With a boastful tone, so many the islanders on Kauai offered me varying figures: “Well, you know, our island is 80% uninhabited!” they averaged, and I did not question them. A map of Kauai shows a lovely splotch of green in the middle, void of all roads or towns or anything. Even the topographic lines are not so noticeable since most of them are scrunched up so tightly: not only is Kauai extremely green, much of it is extremely steep.
I knew all this map-wise before I got there. I learned it foot-wise when trying to hike inside the Na Pali Coast State Wilderness Park. I spent half a day making my way along the coastal path, which runs up and down over the volcanic ridges, graduating to steeper and steeper climbs with breathtaking drop-offs. Permits are necessary for longer hikes in Na Pali and with good reason. This is not easy terrain . . . but it’s beautiful.
I made my home on the north shore of Kauai (at the St. Regis near Hanalei) — luxurious, yes, but also wonderfully separate from everything else on the rest of the island and with a constant view of the coastline that I had come to explore. After a day of fighting the rain forest on foot, I succumbed to the tourist temptation of a helicopter ride, which hands down is the greatest way to see all of the island of Kauai.
We took off in the regular drizzle of this wet island, the chopper doors removed so that the wet breeze kissed my face, and bringing the vertical landscape so close, I felt like I could graze the green cliffs with the back of my hand.

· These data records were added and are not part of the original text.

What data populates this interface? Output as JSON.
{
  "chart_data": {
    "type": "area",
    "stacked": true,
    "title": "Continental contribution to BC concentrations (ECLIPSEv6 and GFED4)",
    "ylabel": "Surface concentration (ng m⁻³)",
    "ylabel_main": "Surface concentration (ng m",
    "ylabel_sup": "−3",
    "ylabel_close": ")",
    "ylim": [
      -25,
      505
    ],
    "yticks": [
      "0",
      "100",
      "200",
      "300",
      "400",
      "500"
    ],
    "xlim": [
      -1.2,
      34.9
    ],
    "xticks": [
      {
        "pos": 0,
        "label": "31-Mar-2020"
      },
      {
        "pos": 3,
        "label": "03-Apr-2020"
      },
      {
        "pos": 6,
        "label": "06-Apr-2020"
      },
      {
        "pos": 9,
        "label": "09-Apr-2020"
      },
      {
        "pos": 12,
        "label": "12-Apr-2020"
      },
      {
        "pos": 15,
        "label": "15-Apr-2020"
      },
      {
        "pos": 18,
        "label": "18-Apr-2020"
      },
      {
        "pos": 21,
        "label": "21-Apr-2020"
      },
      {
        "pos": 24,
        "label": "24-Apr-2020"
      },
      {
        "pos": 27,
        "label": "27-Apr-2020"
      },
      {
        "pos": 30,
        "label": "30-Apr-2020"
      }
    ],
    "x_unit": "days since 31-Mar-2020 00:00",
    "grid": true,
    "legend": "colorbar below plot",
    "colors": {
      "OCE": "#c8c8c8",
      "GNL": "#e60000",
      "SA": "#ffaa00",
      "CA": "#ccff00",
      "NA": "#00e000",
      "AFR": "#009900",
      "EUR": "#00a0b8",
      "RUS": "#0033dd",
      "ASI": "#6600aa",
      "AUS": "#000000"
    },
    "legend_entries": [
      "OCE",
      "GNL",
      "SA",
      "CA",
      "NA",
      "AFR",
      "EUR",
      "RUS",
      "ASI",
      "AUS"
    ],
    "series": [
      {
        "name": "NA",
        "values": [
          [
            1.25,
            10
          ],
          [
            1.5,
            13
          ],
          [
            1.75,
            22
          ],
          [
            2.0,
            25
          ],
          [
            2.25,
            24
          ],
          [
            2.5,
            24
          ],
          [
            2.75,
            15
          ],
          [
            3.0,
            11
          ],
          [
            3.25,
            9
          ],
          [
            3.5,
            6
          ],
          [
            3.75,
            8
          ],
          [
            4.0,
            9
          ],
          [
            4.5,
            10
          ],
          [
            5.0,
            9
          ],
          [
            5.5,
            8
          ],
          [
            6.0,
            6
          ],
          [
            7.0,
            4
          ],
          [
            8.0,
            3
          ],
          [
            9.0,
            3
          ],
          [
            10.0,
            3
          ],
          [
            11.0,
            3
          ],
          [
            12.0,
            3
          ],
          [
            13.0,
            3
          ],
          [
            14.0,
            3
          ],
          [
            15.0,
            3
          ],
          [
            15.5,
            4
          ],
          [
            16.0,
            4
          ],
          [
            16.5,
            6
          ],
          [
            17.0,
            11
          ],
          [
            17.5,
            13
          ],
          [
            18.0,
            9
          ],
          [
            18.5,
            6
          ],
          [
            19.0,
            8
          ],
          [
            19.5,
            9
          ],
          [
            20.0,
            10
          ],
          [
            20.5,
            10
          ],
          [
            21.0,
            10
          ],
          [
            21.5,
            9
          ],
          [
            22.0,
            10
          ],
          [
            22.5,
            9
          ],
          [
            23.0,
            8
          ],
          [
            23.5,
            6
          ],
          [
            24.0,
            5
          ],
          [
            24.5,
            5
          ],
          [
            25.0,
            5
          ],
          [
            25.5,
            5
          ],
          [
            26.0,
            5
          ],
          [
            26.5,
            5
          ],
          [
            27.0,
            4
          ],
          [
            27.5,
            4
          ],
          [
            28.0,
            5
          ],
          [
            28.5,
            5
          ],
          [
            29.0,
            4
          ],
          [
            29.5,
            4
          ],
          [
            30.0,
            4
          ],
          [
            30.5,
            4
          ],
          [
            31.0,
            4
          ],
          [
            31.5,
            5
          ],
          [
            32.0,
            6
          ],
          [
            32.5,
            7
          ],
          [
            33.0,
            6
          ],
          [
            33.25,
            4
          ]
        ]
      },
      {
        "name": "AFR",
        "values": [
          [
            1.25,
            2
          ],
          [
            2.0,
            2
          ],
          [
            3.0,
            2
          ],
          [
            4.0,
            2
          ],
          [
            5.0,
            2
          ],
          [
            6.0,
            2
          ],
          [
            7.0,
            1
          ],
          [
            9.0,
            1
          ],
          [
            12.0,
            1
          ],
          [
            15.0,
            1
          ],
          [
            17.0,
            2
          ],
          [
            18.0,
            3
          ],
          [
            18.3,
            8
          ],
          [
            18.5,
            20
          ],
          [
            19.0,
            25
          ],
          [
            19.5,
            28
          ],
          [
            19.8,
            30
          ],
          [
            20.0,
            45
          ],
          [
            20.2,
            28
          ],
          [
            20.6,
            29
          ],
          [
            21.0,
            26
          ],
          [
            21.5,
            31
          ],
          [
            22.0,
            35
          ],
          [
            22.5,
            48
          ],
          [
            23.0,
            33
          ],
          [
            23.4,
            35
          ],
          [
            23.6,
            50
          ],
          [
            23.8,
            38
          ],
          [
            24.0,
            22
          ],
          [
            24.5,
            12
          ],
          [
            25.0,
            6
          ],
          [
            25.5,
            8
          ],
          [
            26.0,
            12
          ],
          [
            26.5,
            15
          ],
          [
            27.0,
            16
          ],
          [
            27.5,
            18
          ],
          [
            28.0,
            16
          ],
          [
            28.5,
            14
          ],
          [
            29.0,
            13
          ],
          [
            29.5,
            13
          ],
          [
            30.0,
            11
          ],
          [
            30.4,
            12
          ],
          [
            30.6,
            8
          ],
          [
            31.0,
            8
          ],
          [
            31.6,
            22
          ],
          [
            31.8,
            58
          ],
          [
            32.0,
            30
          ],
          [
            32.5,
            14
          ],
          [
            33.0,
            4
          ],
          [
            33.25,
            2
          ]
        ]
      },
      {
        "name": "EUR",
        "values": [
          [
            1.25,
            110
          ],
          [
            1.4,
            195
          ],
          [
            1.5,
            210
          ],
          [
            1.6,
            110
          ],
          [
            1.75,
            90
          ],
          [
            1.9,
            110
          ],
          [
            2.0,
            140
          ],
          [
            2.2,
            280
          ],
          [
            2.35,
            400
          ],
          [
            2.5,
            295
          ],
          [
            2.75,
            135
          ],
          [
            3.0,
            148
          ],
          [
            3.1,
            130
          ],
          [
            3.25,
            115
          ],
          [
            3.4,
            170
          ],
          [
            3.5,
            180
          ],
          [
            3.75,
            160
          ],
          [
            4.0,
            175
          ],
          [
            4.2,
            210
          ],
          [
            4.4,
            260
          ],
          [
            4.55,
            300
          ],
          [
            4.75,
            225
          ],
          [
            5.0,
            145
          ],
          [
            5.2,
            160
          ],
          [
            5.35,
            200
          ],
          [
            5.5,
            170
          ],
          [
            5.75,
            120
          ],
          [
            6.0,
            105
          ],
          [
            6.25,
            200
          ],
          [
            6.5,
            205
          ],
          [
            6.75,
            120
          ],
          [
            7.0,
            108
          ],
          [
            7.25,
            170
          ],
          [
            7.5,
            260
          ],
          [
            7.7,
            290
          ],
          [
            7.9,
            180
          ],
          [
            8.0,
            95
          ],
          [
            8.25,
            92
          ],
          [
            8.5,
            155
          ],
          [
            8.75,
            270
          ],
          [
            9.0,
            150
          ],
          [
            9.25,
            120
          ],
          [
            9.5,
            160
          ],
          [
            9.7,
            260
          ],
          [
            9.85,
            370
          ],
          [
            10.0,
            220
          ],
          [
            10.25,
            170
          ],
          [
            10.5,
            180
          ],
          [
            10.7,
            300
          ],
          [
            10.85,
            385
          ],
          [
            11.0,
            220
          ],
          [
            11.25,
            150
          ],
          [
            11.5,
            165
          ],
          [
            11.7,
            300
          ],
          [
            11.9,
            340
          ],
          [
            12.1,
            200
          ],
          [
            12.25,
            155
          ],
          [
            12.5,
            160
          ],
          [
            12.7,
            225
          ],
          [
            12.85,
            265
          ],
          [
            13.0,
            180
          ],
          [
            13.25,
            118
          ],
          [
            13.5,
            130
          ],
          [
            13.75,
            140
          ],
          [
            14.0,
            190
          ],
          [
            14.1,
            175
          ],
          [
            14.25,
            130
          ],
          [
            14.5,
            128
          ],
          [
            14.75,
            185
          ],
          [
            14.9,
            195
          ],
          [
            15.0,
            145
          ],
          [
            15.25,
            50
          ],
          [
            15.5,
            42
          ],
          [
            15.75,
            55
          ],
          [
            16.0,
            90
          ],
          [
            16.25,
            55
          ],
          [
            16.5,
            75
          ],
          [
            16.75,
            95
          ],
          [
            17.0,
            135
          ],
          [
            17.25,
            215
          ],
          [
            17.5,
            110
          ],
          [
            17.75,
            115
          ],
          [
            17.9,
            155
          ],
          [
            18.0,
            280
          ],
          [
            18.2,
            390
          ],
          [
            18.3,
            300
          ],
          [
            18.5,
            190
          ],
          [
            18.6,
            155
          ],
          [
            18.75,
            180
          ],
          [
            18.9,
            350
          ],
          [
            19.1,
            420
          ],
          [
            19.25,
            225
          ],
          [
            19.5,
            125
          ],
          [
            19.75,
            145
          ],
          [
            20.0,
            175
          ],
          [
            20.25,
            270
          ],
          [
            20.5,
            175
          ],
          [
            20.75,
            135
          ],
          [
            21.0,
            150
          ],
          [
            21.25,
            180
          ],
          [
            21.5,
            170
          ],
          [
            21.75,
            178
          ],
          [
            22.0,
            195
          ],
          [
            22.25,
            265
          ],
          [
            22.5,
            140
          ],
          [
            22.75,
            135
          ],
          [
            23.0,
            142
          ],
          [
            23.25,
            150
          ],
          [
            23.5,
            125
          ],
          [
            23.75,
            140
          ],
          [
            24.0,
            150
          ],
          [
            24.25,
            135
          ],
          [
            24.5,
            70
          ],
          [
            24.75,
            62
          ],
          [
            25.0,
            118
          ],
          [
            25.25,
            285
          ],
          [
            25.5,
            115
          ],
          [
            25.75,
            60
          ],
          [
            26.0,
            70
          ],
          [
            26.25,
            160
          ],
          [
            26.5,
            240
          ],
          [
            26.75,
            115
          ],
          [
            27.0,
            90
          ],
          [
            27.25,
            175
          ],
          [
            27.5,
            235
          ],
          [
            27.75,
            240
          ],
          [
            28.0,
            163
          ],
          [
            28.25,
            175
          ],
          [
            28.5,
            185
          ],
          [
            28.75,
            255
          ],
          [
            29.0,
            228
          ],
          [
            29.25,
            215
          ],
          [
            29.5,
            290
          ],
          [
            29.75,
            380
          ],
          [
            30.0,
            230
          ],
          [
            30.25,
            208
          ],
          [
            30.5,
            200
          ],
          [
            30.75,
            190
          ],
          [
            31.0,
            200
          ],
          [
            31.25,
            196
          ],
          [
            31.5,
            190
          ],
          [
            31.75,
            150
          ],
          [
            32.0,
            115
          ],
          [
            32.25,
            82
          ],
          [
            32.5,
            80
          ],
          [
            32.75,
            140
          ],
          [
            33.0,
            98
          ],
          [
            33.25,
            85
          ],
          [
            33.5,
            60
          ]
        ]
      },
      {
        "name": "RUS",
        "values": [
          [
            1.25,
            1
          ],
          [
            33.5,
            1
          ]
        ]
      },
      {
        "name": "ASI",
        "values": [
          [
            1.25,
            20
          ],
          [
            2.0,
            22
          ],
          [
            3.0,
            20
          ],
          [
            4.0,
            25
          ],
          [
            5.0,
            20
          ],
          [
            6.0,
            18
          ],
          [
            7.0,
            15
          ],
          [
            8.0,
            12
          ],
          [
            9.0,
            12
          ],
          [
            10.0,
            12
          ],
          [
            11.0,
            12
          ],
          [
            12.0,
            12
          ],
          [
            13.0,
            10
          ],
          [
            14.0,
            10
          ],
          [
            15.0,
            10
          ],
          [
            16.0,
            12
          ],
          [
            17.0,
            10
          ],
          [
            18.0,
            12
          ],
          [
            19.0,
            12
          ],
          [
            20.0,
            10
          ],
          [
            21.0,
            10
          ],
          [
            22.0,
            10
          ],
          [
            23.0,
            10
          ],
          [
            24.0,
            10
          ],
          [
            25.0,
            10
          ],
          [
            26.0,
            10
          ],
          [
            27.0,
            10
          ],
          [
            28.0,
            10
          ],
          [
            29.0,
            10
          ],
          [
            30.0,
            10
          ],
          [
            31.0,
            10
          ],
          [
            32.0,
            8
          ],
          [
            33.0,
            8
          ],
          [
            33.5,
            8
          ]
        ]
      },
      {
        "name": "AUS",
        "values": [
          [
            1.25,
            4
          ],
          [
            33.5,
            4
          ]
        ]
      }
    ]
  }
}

Higher up, the drizzle turned to a wet mist, brightened by sunbursts, so that time after time, arched and intensely-colored rainbows appeared and then disappeared. Buzzing over a rain-soaked volcano, chasing red and indigo prisms — this was the Hawaii that I had always imagined.
I was especially thrilled to pass over Mount Wai’ale’ale, considered to the wettest spot on earth with the highest rainfall (over 450 inches per year). I remembered this small fact from childhood, back when I was studying for the National Geographic Bee. Soaring like a dragonfly over the rippled landscape of Kauai, I suddenly missed the NG Kids who I’d been traveling with back in Oahu. I thought how much they would have loved this island and most of all, this unbelievable ride on a helicopter that brought me to places most humans will never reach by motor or foot.
For us mainlanders out there, I think the great shock of Hawaii is the need for a regular reminder that everything one encounters — the gargantuan cliffs and prehistoric-looking landscapes, the impossible mountains that seem to be the imagination of a malicious child — this whole wild and tropical castle; all of it falls within the realm of the United States of America.
I must keep remembering this important fact, because ever since I was the age of the NG Kids, I have been singing America the Beautiful. Up until now, whenever I get to that final strain, “from sea to shining sea,” I have imagined the mid-Atlantic beaches of home and the crashing white surf of coastal California.
“This is the span of my country,” I used to think as I sang out the slow line, but after my helicopter ride in Kauai, my vision for this one American anthem has changed forever. The Na Pali coast is wild and unruly, rocky and beautifully forbidding. Now that I have been there, I will never forget the dramatic, chest-gripping heights of this wall of rock and moss, and I will never forget the truly shining sea of the blue Pacific — the mostly-uninhabited place on the other side of America, the beautiful.